The range of complexity of the technology used in molecular diagnostics spans from relatively simple PCR-based tests to more highly complex next-generation sequencing assays for whole exome sequencing. The number of different instruments and technologies used by laboratories adds to the oversight burden, as there are few FDA-approved instruments for routine molecular diagnostic testing, in part because of the rapid development and evolution of these new technologies. Approving instruments for single tests also puts an unnecessary burden on the FDA and laboratories that may have equivalent instruments capable of performing the same tests. In doing so, the FDA creates excessive work for itself and a monopoly that laboratories must deal with. No laboratory test is perfect, and even the best tests may be prone to pre-analytical, analytical, and post-analytical variables. Nevertheless, properly validated LDTs have been a major success for our healthcare system. Updating current CLIA regulations could enhance oversight to ensure that laboratories are performing high-quality testing; however, more regulations from additional agencies will impede innovation, limit patient access to testing, and increase costs.
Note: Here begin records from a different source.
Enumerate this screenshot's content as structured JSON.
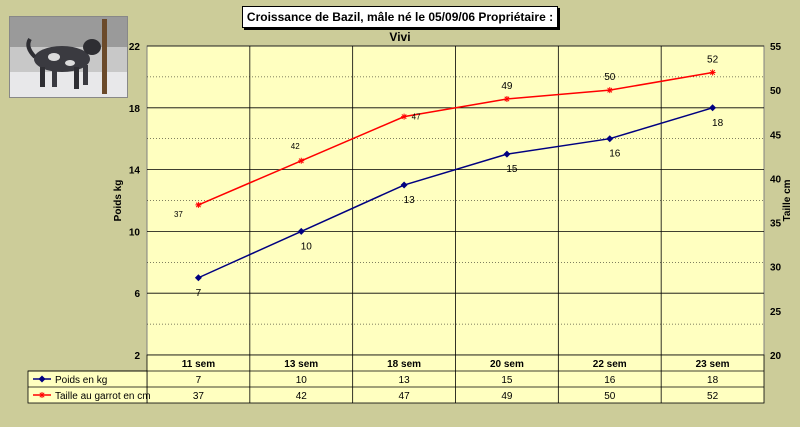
{
  "chart_data": {
    "type": "line",
    "title": "Croissance de Bazil, mâle né le 05/09/06  Propriétaire : Vivi",
    "categories": [
      "11 sem",
      "13 sem",
      "18 sem",
      "20 sem",
      "22 sem",
      "23 sem"
    ],
    "series": [
      {
        "name": "Poids en kg",
        "axis": "left",
        "color": "#000080",
        "marker": "diamond",
        "values": [
          7,
          10,
          13,
          15,
          16,
          18
        ]
      },
      {
        "name": "Taille au garrot en cm",
        "axis": "right",
        "color": "#ff0000",
        "marker": "star",
        "values": [
          37,
          42,
          47,
          49,
          50,
          52
        ]
      }
    ],
    "ylabel": "Poids kg",
    "y2label": "Taille cm",
    "ylim": [
      2,
      22
    ],
    "yticks": [
      2,
      6,
      10,
      14,
      18,
      22
    ],
    "y2lim": [
      20,
      55
    ],
    "y2ticks": [
      20,
      25,
      30,
      35,
      40,
      45,
      50,
      55
    ],
    "grid": true,
    "plot_background": "#ffffc0",
    "legend": "data-table",
    "photo": {
      "description": "photo of the dog in snow"
    }
  }
}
Increased regulatory oversight of LDTs would slow the development and validation of clinical testing in laboratories. Moreover, the associated costs for more laboratory or clerical work would result in fewer test offerings and, thus, limited access to state-of-the-art testing for patients. The LDT has become a political issue due to recent negative attention from the media, such as the MedPage article titled:”FDA is Letting Harmful Lab-Developed Tests Fall Through the Cracks”. This piece was written by two non-clinical and non-laboratory experienced individuals who are once again citing a single failure as a reason to increase regulatory burdens on our healthcare system, despite the fact that LDTs positively impact millions of patients on a daily basis. In contrast, the Wall Street Journal recently published a Commentary piece titled: “The FDA’s Lab-Test Power Grab” written by Brian Harrison and Bob Charrow, former chief of staff at HHS and HHS general counsel, respectively, arguing against further FDA oversight of the LDT.

Declaration of Competing Interest

The authors declare that they have no known competing financial interests or personal relationships that could have appeared to influence the work reported in this paper.